Over a glass or two last week, a learned colleague slipped into one about whether or not investment managers were once again “feeding the machine of mediocrity”?
The emphasis for the past few years has been on outcome-based investing, with the outcome at a client level usually being a particular income target, or a specific growth yield around an event, with that event being anything from retirement in 40 years’ time for another 30 years, to an education in 15 years for a further 10 years, a wedding in five years (for who knows how long…) to a holiday next year.
Then there are the more recent additions of having to pay off a student loan and helping your kids with a deposit for a house. Love ’em, but you don’t want them living with you forever.
So what about the outcome investors really want - considerably more money tomorrow than they have today?
Investors want returns; the industry is providing caution and protection. Even cautious investors want close to double digits every year; the industry is aiming for 3-4% every year.

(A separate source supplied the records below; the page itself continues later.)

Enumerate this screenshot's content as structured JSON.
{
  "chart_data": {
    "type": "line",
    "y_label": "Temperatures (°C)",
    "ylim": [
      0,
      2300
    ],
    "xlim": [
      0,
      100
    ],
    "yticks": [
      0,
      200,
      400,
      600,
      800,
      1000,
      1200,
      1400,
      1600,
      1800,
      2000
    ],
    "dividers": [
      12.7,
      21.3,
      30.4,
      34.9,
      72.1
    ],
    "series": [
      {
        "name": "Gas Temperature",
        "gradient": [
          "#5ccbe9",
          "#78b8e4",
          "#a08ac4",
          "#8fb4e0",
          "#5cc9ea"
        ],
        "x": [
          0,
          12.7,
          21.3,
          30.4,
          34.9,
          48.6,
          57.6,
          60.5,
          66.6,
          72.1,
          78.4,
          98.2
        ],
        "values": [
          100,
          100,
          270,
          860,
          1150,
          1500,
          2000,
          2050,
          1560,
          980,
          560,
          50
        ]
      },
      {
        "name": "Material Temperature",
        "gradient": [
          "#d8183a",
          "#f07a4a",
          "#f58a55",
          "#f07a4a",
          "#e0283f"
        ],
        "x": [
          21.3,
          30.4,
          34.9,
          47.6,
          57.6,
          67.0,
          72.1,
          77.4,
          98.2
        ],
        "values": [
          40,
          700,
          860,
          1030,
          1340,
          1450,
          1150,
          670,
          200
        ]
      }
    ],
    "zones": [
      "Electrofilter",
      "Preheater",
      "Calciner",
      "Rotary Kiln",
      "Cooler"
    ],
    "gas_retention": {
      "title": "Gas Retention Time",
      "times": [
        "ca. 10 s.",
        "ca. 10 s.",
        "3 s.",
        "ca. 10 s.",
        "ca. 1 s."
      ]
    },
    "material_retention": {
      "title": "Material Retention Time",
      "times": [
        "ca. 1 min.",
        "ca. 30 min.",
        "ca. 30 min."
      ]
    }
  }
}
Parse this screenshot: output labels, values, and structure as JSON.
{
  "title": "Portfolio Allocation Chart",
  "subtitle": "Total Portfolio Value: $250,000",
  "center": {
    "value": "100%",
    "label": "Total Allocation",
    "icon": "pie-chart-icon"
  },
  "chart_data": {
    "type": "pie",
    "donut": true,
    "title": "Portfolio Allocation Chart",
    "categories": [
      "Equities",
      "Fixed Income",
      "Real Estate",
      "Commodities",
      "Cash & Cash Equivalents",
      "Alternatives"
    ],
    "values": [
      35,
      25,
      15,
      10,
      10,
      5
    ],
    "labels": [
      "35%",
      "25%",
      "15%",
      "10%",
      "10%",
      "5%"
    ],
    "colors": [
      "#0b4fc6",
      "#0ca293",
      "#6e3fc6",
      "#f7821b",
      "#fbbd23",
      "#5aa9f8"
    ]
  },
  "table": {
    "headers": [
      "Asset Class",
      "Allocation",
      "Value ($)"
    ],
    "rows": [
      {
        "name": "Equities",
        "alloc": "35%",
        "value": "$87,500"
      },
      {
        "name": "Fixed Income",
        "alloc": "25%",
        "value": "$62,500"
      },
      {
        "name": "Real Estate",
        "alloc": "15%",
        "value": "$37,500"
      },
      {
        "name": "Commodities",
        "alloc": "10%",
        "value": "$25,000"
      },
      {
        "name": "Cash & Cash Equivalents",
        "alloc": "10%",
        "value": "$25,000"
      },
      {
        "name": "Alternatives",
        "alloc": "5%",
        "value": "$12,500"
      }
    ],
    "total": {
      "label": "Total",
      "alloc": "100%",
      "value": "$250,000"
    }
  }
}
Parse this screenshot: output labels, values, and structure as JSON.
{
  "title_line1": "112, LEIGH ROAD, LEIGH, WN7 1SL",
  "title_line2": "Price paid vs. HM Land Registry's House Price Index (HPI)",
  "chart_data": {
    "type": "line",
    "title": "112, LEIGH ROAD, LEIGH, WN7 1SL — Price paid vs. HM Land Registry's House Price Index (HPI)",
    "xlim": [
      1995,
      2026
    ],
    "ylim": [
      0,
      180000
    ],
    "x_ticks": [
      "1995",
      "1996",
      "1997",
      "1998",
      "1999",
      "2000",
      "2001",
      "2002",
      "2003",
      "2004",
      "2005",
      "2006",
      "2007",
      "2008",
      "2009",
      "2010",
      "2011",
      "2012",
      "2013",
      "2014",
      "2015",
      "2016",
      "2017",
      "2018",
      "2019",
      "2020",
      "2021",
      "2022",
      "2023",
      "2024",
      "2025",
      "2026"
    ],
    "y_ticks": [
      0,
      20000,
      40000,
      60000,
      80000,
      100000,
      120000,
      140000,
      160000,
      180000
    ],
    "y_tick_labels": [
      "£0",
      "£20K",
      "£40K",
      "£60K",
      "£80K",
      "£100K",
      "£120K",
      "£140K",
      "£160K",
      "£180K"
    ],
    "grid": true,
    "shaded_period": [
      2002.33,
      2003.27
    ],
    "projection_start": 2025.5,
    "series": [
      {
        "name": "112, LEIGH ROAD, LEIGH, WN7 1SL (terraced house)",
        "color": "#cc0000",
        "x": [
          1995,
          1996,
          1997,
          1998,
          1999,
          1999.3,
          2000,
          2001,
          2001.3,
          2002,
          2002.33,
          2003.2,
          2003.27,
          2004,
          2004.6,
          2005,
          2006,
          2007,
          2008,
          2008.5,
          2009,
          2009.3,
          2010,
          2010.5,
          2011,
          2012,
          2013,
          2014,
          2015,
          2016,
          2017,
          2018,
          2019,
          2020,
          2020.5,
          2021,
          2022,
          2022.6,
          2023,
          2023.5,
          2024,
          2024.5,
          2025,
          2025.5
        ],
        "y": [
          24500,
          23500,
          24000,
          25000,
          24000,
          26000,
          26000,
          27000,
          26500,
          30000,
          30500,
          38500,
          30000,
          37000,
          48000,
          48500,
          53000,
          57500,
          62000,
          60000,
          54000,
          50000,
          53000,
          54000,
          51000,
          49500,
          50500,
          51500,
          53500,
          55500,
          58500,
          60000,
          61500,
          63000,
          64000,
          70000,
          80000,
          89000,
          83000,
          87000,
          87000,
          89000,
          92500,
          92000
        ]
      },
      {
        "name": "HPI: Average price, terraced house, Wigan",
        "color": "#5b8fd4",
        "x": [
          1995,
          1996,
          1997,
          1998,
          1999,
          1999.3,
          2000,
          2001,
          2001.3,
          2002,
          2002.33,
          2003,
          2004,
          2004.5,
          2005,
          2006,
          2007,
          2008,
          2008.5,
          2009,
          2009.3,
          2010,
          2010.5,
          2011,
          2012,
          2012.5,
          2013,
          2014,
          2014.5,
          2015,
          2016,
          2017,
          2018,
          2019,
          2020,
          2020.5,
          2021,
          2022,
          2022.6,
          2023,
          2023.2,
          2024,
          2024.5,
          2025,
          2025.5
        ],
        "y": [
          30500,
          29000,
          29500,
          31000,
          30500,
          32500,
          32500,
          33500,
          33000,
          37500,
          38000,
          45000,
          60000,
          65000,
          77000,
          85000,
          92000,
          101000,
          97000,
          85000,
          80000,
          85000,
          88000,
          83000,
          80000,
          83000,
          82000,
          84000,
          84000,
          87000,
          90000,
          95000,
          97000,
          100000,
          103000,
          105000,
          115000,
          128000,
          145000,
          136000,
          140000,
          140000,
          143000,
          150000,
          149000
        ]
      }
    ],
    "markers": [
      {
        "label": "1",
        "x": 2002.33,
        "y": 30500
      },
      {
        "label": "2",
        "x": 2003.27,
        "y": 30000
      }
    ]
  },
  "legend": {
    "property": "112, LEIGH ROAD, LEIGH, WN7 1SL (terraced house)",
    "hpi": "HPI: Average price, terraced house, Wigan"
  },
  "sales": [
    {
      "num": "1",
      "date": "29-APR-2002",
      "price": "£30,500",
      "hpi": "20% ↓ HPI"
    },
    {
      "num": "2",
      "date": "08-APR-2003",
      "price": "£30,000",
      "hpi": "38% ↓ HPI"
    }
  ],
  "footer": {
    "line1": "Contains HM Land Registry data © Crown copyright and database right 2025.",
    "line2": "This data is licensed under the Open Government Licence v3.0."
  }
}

"Up to 50% of the cash an investor hands over disappears in fees that are hardly deserved by the fund manager"
The industry is also working in a world where the risk-free rate is 0.5% and the average cautious fund (using the IA Mixed Investment 20%/60% Shares category as a proxy) has provided -1.6% returns in the past year rather than the 3-4% investors should expect. If you add charges on to these figures then up to 50% of the cash an investor hands over disappears in fees that are hardly deserved by the fund manager.